Why `Int` instead of `UInt` for indexing?

julia> typeof(length([]))
Int64

It seems like length(::Vector) is always nonnegative. Why is it Int64 and not UInt32 or UInt64?

1 Like

Even if you use UInt, you’d still have to check for != 0 during indexing, not simplifying your code in the slightest. Additionally, checking for <= 0 makes for an easy to distinguish overflow error check. (Though if you check for overflow, it’s really best done with the methods from Base.Checked, depending on how large the overflow is you can always wrap around back into positive numbers)

1 Like

A lot of the reason is just that signed integers have less promotion weirdness, and (especially for 64 bit) you won’t miss the extra bit of length.

9 Likes

That size_t in C++ is an unsigned type is now considered a mistake:

Because of historical accident, the C++ standard also uses unsigned integers to represent the size of containers - many members of the standards body believe this to be a mistake, but it is effectively impossible to fix at this point.

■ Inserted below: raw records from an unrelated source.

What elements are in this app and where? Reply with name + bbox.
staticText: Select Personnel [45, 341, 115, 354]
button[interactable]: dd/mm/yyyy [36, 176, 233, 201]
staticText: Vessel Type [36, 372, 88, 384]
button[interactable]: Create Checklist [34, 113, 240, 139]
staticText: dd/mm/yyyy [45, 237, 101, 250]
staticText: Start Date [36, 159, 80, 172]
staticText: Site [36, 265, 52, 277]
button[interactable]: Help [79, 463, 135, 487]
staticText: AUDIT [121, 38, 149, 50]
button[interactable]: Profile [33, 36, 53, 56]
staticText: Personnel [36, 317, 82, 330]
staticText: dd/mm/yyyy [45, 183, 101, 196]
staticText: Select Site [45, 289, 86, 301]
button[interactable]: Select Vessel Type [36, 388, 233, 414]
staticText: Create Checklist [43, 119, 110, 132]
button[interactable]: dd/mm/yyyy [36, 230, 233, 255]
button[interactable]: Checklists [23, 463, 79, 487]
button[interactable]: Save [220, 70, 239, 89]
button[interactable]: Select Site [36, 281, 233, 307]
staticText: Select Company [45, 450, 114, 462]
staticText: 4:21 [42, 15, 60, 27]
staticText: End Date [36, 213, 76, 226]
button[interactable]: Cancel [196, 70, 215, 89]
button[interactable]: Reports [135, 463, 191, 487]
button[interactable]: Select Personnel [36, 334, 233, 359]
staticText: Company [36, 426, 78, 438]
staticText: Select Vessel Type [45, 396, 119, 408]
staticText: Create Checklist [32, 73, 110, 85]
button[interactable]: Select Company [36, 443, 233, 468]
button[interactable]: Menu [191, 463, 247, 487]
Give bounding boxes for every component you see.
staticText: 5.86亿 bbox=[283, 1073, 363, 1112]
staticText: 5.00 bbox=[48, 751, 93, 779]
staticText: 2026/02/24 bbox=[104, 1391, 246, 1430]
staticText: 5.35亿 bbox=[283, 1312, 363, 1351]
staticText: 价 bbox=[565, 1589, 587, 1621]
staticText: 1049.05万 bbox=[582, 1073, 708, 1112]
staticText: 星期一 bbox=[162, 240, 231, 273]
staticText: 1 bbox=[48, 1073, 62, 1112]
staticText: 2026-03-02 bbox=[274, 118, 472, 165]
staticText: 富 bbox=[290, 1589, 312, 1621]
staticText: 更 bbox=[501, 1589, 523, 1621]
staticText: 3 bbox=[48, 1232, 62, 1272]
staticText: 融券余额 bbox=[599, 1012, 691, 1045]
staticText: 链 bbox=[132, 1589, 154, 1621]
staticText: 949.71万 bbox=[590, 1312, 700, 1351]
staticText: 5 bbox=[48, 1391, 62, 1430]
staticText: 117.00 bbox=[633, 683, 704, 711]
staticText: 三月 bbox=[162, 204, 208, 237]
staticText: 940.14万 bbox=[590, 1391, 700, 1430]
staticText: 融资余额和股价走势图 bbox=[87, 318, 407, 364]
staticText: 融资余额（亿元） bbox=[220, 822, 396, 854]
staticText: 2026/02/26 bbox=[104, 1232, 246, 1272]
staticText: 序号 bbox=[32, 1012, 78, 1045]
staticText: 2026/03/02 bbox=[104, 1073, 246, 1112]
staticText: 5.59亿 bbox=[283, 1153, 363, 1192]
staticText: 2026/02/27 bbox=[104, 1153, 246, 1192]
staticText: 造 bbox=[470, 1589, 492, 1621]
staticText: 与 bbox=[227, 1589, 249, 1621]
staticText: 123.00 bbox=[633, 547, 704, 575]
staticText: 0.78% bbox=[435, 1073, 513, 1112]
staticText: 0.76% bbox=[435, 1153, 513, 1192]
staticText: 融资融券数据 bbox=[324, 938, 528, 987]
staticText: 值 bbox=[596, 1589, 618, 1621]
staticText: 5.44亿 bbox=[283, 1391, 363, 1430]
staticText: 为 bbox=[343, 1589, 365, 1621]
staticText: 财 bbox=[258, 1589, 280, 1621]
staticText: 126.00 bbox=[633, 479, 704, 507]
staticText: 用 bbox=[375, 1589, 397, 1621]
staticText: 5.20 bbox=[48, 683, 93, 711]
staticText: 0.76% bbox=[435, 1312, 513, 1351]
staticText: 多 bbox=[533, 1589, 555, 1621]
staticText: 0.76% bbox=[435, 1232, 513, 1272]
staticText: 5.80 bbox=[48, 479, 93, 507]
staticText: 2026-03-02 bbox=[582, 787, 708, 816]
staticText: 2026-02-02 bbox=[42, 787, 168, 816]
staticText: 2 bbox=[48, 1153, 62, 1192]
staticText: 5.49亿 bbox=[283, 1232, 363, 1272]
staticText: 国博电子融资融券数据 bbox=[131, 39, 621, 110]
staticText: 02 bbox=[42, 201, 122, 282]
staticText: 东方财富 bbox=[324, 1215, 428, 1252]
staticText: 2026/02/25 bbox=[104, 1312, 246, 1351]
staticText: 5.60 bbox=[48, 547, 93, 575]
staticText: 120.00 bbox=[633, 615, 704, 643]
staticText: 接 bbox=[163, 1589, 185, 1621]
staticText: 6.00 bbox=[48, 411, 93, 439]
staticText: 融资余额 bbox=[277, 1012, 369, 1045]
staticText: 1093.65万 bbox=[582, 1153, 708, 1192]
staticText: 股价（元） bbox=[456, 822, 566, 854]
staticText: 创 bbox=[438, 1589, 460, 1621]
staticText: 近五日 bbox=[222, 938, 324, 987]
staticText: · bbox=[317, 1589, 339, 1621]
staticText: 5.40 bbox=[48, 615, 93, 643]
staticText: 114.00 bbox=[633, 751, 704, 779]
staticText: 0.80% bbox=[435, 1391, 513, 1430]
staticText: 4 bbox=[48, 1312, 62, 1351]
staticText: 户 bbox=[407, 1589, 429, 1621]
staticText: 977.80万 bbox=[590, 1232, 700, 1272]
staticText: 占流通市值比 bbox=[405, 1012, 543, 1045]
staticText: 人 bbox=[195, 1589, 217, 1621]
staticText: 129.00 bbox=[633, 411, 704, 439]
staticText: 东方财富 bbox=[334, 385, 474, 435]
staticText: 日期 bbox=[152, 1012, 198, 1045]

The problem is underflow when going below 0. Here’s a toy Julia example of the hazard:

# Return sum of a[1:end-1]
function sumAllButLast(a::Vector{T}) where {T}
    s = zero(T)
    for i in 1:length(a)-1
        s += a[i]
    end
    return s
end

if length(a) was UInt and a happens to be an empty vector, the interval ends up being 1:UInt(0)-1, which is 0x0000000000000001:0xffffffffffffffff.

Int can of course underflow too, but it’s for values near -2^63, and so less likely encountered in practice than values near zero.

20 Likes

It would be cool if we could have more interfaces based on natural numbers. They come up very often in practice and have lots of nice theory (lambda calculus) and easy pattern-matching.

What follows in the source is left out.